The paint spray line of a car factory usually is a highly complex system that is built in place. Very expensive parts and experts have to be flown in. Not in Ohira. For Ohira, Toyota developed a modular paint spray line. The modules can be built somewhere else and are assembled at the plant in a much shorter time. Advantage: Cost savings.

Ohira is a secretive plant

Ohira is a secretive plant

The Ohira plant is a secretive plant. “No photo! No sketch!” warns a slide. The ubiquitous camera-equipped smartphones get a little sticker to cover the camera.
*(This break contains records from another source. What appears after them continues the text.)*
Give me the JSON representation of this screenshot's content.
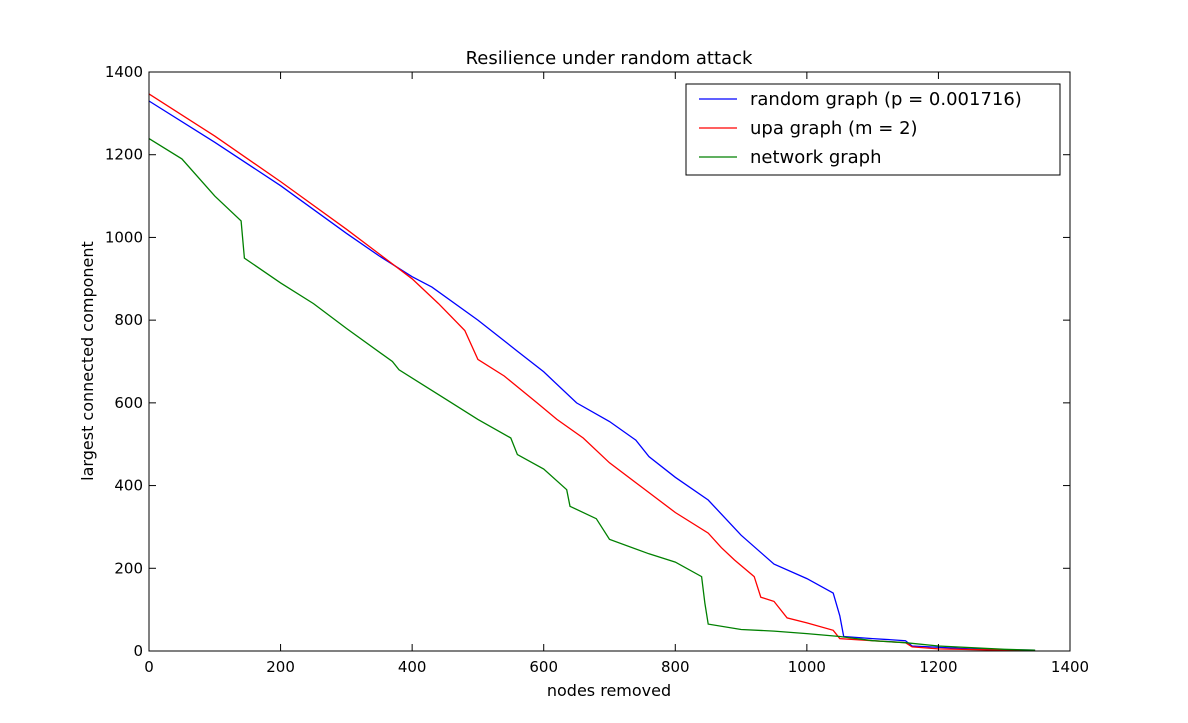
{
  "chart_data": {
    "type": "line",
    "title": "Resilience under random attack",
    "xlabel": "nodes removed",
    "ylabel": "largest connected component",
    "xlim": [
      0,
      1400
    ],
    "ylim": [
      0,
      1400
    ],
    "xticks": [
      0,
      200,
      400,
      600,
      800,
      1000,
      1200,
      1400
    ],
    "yticks": [
      0,
      200,
      400,
      600,
      800,
      1000,
      1200,
      1400
    ],
    "grid": false,
    "legend_position": "top-right",
    "series": [
      {
        "name": "random graph (p = 0.001716)",
        "color": "#0000ff",
        "points": [
          [
            0,
            1330
          ],
          [
            100,
            1230
          ],
          [
            200,
            1125
          ],
          [
            300,
            1010
          ],
          [
            350,
            955
          ],
          [
            400,
            905
          ],
          [
            430,
            880
          ],
          [
            500,
            800
          ],
          [
            560,
            725
          ],
          [
            600,
            675
          ],
          [
            650,
            600
          ],
          [
            700,
            555
          ],
          [
            740,
            510
          ],
          [
            760,
            470
          ],
          [
            800,
            420
          ],
          [
            850,
            365
          ],
          [
            900,
            280
          ],
          [
            950,
            210
          ],
          [
            1000,
            175
          ],
          [
            1040,
            140
          ],
          [
            1050,
            85
          ],
          [
            1056,
            35
          ],
          [
            1100,
            30
          ],
          [
            1150,
            25
          ],
          [
            1160,
            12
          ],
          [
            1250,
            5
          ],
          [
            1300,
            3
          ],
          [
            1347,
            2
          ]
        ]
      },
      {
        "name": "upa graph (m = 2)",
        "color": "#ff0000",
        "points": [
          [
            0,
            1347
          ],
          [
            100,
            1245
          ],
          [
            200,
            1135
          ],
          [
            300,
            1020
          ],
          [
            350,
            960
          ],
          [
            400,
            900
          ],
          [
            440,
            840
          ],
          [
            480,
            775
          ],
          [
            500,
            705
          ],
          [
            540,
            665
          ],
          [
            590,
            600
          ],
          [
            620,
            560
          ],
          [
            660,
            515
          ],
          [
            700,
            455
          ],
          [
            750,
            395
          ],
          [
            800,
            335
          ],
          [
            850,
            285
          ],
          [
            870,
            250
          ],
          [
            890,
            220
          ],
          [
            920,
            180
          ],
          [
            930,
            130
          ],
          [
            950,
            120
          ],
          [
            970,
            80
          ],
          [
            1000,
            68
          ],
          [
            1040,
            50
          ],
          [
            1050,
            30
          ],
          [
            1100,
            25
          ],
          [
            1150,
            20
          ],
          [
            1160,
            10
          ],
          [
            1200,
            5
          ],
          [
            1300,
            2
          ],
          [
            1347,
            1
          ]
        ]
      },
      {
        "name": "network graph",
        "color": "#008000",
        "points": [
          [
            0,
            1239
          ],
          [
            50,
            1190
          ],
          [
            100,
            1100
          ],
          [
            140,
            1040
          ],
          [
            145,
            950
          ],
          [
            200,
            890
          ],
          [
            250,
            840
          ],
          [
            300,
            780
          ],
          [
            370,
            700
          ],
          [
            380,
            680
          ],
          [
            450,
            610
          ],
          [
            500,
            560
          ],
          [
            550,
            515
          ],
          [
            560,
            475
          ],
          [
            600,
            440
          ],
          [
            635,
            390
          ],
          [
            640,
            350
          ],
          [
            680,
            320
          ],
          [
            700,
            270
          ],
          [
            760,
            235
          ],
          [
            800,
            215
          ],
          [
            840,
            180
          ],
          [
            845,
            115
          ],
          [
            850,
            65
          ],
          [
            900,
            52
          ],
          [
            950,
            48
          ],
          [
            1000,
            42
          ],
          [
            1050,
            35
          ],
          [
            1100,
            25
          ],
          [
            1150,
            20
          ],
          [
            1200,
            12
          ],
          [
            1250,
            8
          ],
          [
            1300,
            4
          ],
          [
            1347,
            2
          ]
        ]
      }
    ]
  }
}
Photo-ops are limited to three stations, and reprimands are handed out if the camera points in the wrong direction.

While never officially confirmed, it is widely understood that Ohira is a pilot plant where production technology is developed and confirmed before it is rolled out all over the world.

Toyota’s global bestseller, the Corolla, is not very important in Japan. On the January through July Japanese sales chart, the Corolla sits in rank 8. However, it is THE strategic model for Toyota’s continued growth and its further expansion into the world’s emerging markets. The Corollas that are made in Ohira are not for export. The export article is the production technology developed for and in Ohira.

Hybrid technology may top the charts in Japan, in the rest of the world, it definitely does not. The market share of all hybrid cars sits in the 3 percent range in the U.S. In diesel-enamored Europe, the market share of hybrid vehicles remains below the detection threshold in most countries. In China and the world’s emerging markets, hybrids play even less of a role. This is beginning to change. Experts agree that Europe’s ambitious emission goals need hybrid technology to be met. China is dropping its fruitless fixation on EVs and is moving towards hybrid. Toyota’s internal goal is that hybrid powertrains are mainstream by the end of the decade: Small enough in price to be affordable. Small in package size to fit in most cars. Big in savings.

Final inspection

Final inspection

The hybrid-engined Corolla is very close to all that. It may only be meant for the Japanese market. But like so often in Ohira, it is also proof of the concept that a hybrid powertrain can be fitted to just about any car the world over.